November 17, 2022

When is the deadline to protest property taxes in Texas?

Usually, Texas property tax protest deadline is May 15th

As per section 41.44 of Texas Property Tax Code, The deadline for filing a property tax protest in Texas is May 15th, or 30 days after the Notice of Value was delivered to the property owner, whichever is later. In case May 15th is a weekend or a holiday, then protests are due the next working day. e.g., if you receive your appraisal notice on April 1st, then you have until May 15th to protest. But, if you received your value notice on April 18th, then you have April 18th + 30 days, i.e., until May 17th to protest.

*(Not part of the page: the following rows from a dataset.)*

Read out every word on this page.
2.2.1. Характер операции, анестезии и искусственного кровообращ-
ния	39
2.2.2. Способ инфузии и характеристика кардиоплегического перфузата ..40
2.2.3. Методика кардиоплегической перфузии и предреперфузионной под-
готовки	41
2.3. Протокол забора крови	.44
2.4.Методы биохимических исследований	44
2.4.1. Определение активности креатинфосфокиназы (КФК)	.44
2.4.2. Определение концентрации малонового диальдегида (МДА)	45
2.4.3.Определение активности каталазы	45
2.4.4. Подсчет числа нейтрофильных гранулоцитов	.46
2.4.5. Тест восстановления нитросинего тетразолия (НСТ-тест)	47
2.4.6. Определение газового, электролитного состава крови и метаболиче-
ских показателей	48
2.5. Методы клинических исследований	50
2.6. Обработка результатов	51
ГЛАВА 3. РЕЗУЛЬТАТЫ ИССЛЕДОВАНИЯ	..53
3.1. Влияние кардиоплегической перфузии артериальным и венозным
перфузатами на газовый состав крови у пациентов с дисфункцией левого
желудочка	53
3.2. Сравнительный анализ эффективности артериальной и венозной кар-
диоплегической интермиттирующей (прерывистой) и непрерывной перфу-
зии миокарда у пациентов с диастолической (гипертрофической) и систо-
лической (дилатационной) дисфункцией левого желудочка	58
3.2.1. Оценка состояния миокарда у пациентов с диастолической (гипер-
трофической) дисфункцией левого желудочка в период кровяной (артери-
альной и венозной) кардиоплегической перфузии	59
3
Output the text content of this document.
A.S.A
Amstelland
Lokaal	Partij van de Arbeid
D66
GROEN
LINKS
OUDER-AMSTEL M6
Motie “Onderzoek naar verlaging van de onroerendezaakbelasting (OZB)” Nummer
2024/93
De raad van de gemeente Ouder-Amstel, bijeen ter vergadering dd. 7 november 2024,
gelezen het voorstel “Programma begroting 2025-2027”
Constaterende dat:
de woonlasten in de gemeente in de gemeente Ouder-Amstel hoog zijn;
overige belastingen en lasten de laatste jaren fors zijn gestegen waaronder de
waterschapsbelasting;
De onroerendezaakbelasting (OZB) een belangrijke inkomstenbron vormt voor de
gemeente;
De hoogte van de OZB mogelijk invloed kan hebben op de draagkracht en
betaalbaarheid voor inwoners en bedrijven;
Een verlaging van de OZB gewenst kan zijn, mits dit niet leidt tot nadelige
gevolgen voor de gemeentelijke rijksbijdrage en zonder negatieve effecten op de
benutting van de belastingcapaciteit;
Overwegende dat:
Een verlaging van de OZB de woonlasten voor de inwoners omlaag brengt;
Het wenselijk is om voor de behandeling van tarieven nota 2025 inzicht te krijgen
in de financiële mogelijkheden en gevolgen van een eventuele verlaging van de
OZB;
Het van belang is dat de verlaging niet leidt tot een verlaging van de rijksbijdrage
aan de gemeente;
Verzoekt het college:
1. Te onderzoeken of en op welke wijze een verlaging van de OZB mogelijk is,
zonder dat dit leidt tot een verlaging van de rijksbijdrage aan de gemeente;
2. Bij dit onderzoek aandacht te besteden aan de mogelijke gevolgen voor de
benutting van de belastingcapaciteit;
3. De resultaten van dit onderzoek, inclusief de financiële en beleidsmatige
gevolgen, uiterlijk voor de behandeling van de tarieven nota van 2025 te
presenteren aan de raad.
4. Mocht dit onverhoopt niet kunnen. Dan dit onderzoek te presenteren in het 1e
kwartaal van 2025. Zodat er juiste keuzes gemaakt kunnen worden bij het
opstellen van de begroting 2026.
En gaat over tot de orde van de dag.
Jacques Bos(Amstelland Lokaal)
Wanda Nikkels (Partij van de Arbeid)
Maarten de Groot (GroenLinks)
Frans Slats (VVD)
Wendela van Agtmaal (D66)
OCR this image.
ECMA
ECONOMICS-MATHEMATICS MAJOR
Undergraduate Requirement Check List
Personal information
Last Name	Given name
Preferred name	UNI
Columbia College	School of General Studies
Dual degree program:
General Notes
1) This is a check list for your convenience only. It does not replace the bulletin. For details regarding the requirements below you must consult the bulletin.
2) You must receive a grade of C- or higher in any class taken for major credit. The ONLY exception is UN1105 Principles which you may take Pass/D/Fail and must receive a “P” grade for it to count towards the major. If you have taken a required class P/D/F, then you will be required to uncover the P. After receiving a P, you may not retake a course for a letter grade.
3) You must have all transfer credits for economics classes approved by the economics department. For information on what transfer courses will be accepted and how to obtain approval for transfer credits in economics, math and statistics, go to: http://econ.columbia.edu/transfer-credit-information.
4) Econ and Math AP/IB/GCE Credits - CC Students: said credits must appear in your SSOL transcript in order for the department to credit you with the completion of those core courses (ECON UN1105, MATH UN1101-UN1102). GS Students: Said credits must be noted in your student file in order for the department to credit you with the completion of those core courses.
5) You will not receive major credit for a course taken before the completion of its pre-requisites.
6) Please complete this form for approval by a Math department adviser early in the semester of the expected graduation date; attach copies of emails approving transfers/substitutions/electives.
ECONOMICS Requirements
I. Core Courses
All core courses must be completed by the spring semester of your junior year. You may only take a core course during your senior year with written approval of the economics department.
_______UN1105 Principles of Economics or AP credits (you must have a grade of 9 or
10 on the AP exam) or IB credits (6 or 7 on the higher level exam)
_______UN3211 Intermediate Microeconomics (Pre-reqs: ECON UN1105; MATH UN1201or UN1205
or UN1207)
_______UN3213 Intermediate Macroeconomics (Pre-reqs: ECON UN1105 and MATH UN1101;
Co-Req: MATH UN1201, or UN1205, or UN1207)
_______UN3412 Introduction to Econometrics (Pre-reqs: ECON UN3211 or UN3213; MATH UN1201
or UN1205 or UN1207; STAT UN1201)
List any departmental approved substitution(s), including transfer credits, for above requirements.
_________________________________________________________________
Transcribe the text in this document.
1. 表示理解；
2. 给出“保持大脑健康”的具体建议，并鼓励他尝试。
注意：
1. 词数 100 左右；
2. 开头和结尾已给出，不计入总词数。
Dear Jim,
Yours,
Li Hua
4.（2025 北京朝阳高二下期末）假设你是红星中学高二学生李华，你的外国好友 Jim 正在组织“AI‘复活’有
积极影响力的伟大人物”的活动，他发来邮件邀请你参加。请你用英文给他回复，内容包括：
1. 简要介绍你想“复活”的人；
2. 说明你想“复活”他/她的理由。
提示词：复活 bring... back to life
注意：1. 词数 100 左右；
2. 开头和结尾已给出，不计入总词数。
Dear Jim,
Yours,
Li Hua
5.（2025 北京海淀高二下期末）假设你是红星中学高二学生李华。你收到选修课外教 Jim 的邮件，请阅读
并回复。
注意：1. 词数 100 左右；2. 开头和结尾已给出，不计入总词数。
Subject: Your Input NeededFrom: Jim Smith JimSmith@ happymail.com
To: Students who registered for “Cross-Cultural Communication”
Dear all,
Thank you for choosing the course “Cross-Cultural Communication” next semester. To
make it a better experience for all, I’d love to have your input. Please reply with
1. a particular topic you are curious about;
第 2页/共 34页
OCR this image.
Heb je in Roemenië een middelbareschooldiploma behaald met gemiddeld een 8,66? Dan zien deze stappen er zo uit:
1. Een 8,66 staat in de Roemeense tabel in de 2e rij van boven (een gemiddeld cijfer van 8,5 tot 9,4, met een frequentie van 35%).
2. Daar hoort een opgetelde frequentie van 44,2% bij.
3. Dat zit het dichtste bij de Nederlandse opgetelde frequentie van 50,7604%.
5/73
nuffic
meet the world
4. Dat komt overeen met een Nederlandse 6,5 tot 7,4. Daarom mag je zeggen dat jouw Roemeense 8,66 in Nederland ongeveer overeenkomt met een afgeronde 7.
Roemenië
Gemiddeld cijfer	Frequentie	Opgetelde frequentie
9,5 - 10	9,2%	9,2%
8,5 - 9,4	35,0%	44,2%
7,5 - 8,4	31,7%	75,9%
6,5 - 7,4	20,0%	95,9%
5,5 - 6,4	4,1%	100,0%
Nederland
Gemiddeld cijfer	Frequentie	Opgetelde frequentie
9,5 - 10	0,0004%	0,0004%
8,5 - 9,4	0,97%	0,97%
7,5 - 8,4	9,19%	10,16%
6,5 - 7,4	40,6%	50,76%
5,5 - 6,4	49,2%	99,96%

There have been instances where some appraisal districts insisted the "30-day" limit is from the date they mailed the notice. But, Section 41.44 (a)(1) specifically mentions the date of delivery of the notice:


(a) Except as provided by Subsections (b), (c), (c-1), and (c-2), to be entitled to a hearing and determination of a protest, the property owner initiating the protest must file a written notice of the protest with the appraisal review board having authority to hear the matter protested:

(1) not later than May 15 or the 30th day after the date that notice to the property owner was delivered to the property owner as provided by Section 25.19, whichever is later;

e.g., if the date on the appraisal notice is April 10th, but you received it on April 18th, then you have 30 days from April 18th to protest.

In cases where there is a change to your appraisal record or change in land use or a change in the determination of exemption, then the "30-day" window begins when you receive such a notice. Ref: Section 41.44(a) subsections (2)-(5)

(2) in the case of a protest of a change in the appraisal records ordered as provided by Subchapter A of this chapter or by Chapter 25, not later than the 30th day after the date notice of the change is delivered to the property owner;

(3) in the case of a determination that a change in the use of land appraised under Subchapter C, D, E, or H, Chapter 23, has occurred, not later than the 30th day after the date the notice of the determination is delivered to the property owner;

(4) in the case of a determination of eligibility for a refund under Section 23.1243, not later than the 30th day after the date the notice of the determination is delivered to the property owner; or

(5) in the case of a protest of the modification or denial of an application for an exemption under Section 11.35, or the determination of an appropriate damage assessment rating for an item of qualified property under that section, not later than the 30th day after the date the property owner receives the notice required under Section 11.45(e).

In case you do not receive a Notice of Value from your County Appraisal District (CAD), you can check with them if they have mailed it. You can also search for your Notice of Value on your CAD's website.

Notwithstanding these conditions, if a property owner files their notice of protest after the deadline has passed, but before the appraisal review board approves the appraisal records, then the property owner is entitled to a hearing and determination of the protest if they show good cause for failure to file the notice on time. Do note that this is entirely at the discretion of the Appraisal Review Board.

If the property owner was away for employment in the Gulf of Mexico, or was serving the US Military, then they are exempt from the protest deadline. But, they have to file a protest before the taxes become delinquent.

In case you do not receive your annual appraisal notice by May 15th, you can still file a protest with the reason that the county failed to send you the notice.

You can file a protest even if you didn't receive your appraisal notice!